Now let's say your price is "0.00023" per unit and someone uses "213.34" units. Can you imagine it now?

  • Question was about double entry. Does recording it twice solve floating point issues?

    • Yes -- or rather it is designed to identify the issue that floating point causes.

      The main idea behind double ledger accounting is that if you add a long list of the same numbers twice (as totally independent operations), then if you have added both lists correctly, you the two independent results will be the same. If you made at least one mistake in adding either or both of the lists, then it is possible, but unlikely that the results will match.

      It's easy to think that computers don't make mistakes like humans when adding numbers, however floating point addition for long sequences of numbers is non deterministic (and error prone if you don't sort the numbers first and start with the small ones).

      While double ledger systems won't fix this problem, they will identify if you have a problem with your addition (particularly a non-deterministic one like you would find with floating point addition) when you go to reconcile your books and find that the numbers across the various accounts don't add up.

    • > Does recording it twice

      Double entry is (confusingly) not about recording it twice, it's about using a transaction model where the state of N accounts has to be changed in compensating directions within a transaction for it to be valid, N being >= 2.

      So depending on how your transaction schema is defined, a double-entry transaction can be written without ever even repeating the amount, e.g.

          {"debit": "cash:main", "credit": "giftcards:1234", "amount": 100}
      

      Making it effectively impossible to represent invalid state change. Things get trickier when N > 2 as classical double-entry tend to _not_ directly relate tuples of accounts directly to one-another and instead relying on a aggregated balancing of the changes to the N accounts at the transaction level, though YMMV between different ledgering systems.

    • There was no question, that I was answering. Simple someone claiming they have no idea how it would even be possible for a $5 end up being $4.98, while literally stating they know about floating point issues.

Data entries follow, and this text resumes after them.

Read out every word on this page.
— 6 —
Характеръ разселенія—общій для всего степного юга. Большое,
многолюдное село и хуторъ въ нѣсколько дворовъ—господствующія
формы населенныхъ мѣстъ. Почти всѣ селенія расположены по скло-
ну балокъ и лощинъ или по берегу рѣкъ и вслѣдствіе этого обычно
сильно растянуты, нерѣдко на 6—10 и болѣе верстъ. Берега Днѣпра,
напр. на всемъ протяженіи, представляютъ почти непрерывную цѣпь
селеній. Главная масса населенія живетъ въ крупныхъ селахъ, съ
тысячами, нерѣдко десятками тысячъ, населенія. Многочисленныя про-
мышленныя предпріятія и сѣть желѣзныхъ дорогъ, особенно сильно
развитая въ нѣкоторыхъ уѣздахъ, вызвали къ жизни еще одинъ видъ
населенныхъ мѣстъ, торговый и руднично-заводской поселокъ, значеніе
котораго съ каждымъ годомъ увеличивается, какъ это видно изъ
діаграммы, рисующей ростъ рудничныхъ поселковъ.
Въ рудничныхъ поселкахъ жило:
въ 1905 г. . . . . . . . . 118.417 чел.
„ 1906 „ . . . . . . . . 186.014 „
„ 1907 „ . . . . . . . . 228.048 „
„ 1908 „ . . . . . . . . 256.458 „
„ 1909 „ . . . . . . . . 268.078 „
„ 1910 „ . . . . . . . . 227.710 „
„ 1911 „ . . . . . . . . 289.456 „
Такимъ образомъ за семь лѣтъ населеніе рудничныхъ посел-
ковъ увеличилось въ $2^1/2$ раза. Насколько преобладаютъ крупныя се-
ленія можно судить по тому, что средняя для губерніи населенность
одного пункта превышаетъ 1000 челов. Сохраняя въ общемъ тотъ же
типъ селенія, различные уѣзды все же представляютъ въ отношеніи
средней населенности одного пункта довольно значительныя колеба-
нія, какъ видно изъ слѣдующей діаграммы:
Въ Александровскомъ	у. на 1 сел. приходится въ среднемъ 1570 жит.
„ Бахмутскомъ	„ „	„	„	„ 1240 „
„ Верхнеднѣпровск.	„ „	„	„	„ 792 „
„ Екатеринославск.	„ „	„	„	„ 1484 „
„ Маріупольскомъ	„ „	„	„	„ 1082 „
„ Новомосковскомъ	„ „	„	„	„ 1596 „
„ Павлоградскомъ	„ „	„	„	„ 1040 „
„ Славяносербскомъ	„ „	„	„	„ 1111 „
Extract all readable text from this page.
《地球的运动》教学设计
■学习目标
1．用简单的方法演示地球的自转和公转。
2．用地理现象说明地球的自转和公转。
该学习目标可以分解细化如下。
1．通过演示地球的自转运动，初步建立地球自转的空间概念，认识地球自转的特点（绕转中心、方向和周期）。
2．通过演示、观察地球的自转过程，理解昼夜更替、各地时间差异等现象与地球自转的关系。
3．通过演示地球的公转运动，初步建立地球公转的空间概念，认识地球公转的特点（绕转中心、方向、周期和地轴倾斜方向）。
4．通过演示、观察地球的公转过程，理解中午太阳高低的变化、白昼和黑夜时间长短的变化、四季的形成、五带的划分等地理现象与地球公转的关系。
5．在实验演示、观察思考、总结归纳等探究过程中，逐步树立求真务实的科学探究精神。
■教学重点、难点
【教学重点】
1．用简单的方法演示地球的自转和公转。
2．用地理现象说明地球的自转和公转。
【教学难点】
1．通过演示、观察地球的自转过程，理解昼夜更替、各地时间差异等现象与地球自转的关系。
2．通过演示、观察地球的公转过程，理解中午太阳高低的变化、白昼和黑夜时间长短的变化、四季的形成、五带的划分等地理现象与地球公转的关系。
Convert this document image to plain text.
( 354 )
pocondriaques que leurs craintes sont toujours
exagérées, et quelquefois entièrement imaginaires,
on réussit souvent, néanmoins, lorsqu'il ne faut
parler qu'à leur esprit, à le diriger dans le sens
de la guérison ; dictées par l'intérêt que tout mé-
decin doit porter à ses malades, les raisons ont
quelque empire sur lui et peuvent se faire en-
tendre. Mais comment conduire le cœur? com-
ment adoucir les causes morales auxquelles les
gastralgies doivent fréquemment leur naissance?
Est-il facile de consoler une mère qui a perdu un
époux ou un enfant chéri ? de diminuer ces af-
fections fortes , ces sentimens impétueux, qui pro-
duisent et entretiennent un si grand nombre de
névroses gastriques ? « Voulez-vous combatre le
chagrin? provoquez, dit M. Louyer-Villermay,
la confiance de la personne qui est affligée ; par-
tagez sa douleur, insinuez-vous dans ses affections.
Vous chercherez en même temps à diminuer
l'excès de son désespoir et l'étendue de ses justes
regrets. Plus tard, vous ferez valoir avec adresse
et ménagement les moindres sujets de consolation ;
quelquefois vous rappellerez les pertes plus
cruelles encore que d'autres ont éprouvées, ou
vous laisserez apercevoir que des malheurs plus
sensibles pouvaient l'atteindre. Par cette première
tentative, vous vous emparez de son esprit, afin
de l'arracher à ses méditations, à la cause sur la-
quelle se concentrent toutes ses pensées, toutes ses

  • This is more a problem with ill-specified contracts though. It was a constant source of annoyance when I was sole-trading for a bit, because what happened was something like this:

    I'd be quoted a day-rate. That was what I was actually going to get paid, one day. But then I'd be told to bill it as an hourly rate. And then actually to bill it as 7.5 hours.

    But I wasn't told what the hourly was - the hourly was whatever my day rate was, divided by 7.5. So this led to the problem that it produced an irrational number as a result.

    Technically this should've been fine...except no one I dealt with knew or cared about this concept - they all used Excel. So if I rounded the irrational to nearest upper cent (since that's the smallest unit which could be paid) they complained it didn't add up. If I added a "correction item" to track summing up partial cents, they complained it wasn't part of the hourly.

    In the end I just send python decimal.Decimal to maximum precision, flowed through invoices with like 8 digits of precision on the hourly rate, and this seemed to make Excel happy enough. Of course it was completely useless for tracking purposes - i.e. no one would ever be able to pay or unpay 0.666666666667 cents.

    Because what's not in employment contracts that really should be? Any discussion on how numbers are to be rounded in the event of uneven division. You just get to sort of guess what accounting may or may not be doing. In my case of course it didn't matter - no one was ever going to hold me to anything other the day rate, just for some reason they wanted to input tiny fractions of a cent which they actually couldn't track.

    And it's not an idle problem either: i.e. in the case of rounding when it comes to wages, should it be against the employee? It's fractions of a cent in practice, but we're not going to define it at all?

    • The example of the price and units is actually a real-world example. If you look at how much you pay for electricity you'll see you're paying something like 0.321 per KwH and you're not billed in full units.

      Your issue is just people being lazy and forcing a day rate into an hourly employment system.

    • > the hourly was whatever my day rate was, divided by 7.5. So this led to the problem that it produced an irrational number as a result.

      The only way for this to be true is if your day rate was irrational to begin with.

      2 replies →

  • I mean i want to understand not that the problem doesnt exist.

    If the price is "0.00023" per unit and someone uses "213.34" units I feed those strings into a multiplication function that returns the correct string 100% of the time.

    That much i understand. I dont get how that category of problems is addressed by the solution described.

    What i also understand is that you inevtably get to deal with accountants or other finance people. Working in a format they understand is not optional. They will have you transform whatever you have into that anyway.

    I learn not to wonder why but maybe i should.

    • > If the price is "0.00023" per unit and someone uses "213.34" units I feed those strings into a multiplication function that returns the correct string 100% of the time.

      But you're not coming up with a valid monetary amount.